Communication / Social media

Do you speak #Twitterish?

26 June 2013

Once upon a time it was the “pound or number” (#) symbol, perhaps one of the less used key on the old mobile phone keypads. The only glorious moments were devoted to topping up (for those unable to afford a subscription plan, of course!), when the operator voice asked to press the notorious key, often in good company of the inevitable star key.

It was September 1997 when I first received my first mobile phone as a present and tried to top up for the first time with an operator. I think I spent quite a lot in figuring out where it was, and above all, how the mysterious hatch mark looked like. Even a few years later, in Belgium during my Erasmus project and hanging over my mobile phone, I was flipping through my lexical knowledge of franco-belge to find out what the heck the preregistered voice meant by touche dièse. I swear I’m not a cell phone aholic, but both occasions show my nonchalance to that apparently insignificant symbol.

The hatch mark has now evolved, it has changed its name and turned into a celeb, strong of its over 285 million active users only on Twitter (source Globalwebindex.net) who daily use hashtags to spread information of all sort. Yes indeed, the hashtag as we are used to know in the era of social networks is a kind of conversations and messages container categorized by the users and letting you follow and share topics also on Instagram, Pinterest and, recently, even on Facebook.

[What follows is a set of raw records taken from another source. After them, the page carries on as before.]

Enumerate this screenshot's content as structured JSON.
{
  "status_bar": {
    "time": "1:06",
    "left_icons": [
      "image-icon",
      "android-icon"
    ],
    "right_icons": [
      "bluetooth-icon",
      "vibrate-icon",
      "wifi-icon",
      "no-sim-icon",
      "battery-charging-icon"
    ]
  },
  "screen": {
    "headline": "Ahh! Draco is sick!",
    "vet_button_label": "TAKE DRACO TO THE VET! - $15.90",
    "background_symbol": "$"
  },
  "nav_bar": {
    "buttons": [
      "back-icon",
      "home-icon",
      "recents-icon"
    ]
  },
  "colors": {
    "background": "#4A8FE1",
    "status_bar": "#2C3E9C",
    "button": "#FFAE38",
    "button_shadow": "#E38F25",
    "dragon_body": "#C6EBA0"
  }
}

We could state that speaking “Twitterish” is for translators, interpreters and language professionals projected into social media world as learning a new language, with its own terminology, rules and etiquette. That’s why, inspired by Elena Fernández’s post, on her blog Marketing para traductores, I decided to list some of the basic terms used on the microblogging platform to interact with the medium and the other users, experts of languages or not.

Short glossary of Twitter terms

If you have recently jumped in the flowing river that is Twitter, you could feel like being drawn into the stream of your Timeline. Let’s take this step-by-step, with an essential glossary in 10 terms:

Tweet: the message, of maximum 140 characters, you post and send out to your followers. The best tweets are those that are concise and direct to the point.

Follower: a user who has subscribed to your account updates. Higher the number of followers, wider is the public reading your posts and bigger your influence in the community.

Retweet (RT): is a sharing of the original post by another user in his or her own page. A retweet is used when a user thinks that your post is interesting or entertaining enough to share with his or her own followers.

Timeline: a real-time list of Tweets of the accounts (or following) you follow. Each user will have its own timeline, based on personal interests.

Mention: To communicate with another Twitter use, you can either send a direct message (privately) or mention the user in your public post so others can also see. To mention, simply insert an ‘@’ sign before the username.

DM: Short for “direct message”, the DM is a tweet-like message that is sent privately and can only be seen by the sender and the receiver. The limit for DMs is still under 140 characters.

Hashtag: is a keyword or phrase that is preceded by a pound (#) sign. Anybody who clicks the hashtag will be led to a page that lists all Twitter users who have applied the hashtag in their own posts.

Engagement: When you ‘engage’ with another user, you are making conversation with a string of responses and exchanges. The indicators for a high degree of engagement on Twitter are Favorite, RT and Reply.

URL shortener: Because tweets are limited to under 140 characters, it creates the micro version of the address (i.e. URLs that start with bit.l.y, tinyurl or ow.ly) that automatically transfers anybody who clicks it to the longer address of the page you want to share.

Trend: When a hashtag is particularly popular on Twitter, it becomes a trend or a trending topic. The Twitter homepage presents a list of the most popular hashtags at a certain time. Your homepage also shows a list of trends at the left side

Hashtag for cross-culture communicators

After you have learned the basics, it’s serious business now. Here you are some of the most popular and used hashtags in the world of translation, localization and languages, both in Italian and in English:

Italian

English

#dizionario / #dizionari

#dictionary

#globalizzazione

#g11n / #globalization

#glossario

#glossary

#internazionalizzazione

#i18n / #internationalization

#interpretariato / #interpretazione/  #interpreti

#1nt / #interpreting

#lingua / #lingue / #linguistica

#language / #languages

#localizzazione

#l10n / #localization

#traduzione / #traduttori

#xl8 / #t9n / #translation

#terminologia

#terminology

This way you won’t miss any tweet and you will simplify the searching task to other users, whether or not they are your followers.

I’ll be waiting curious for your comments and, why not, to some special or funny hashtags  like those mentioned by Elena in her post.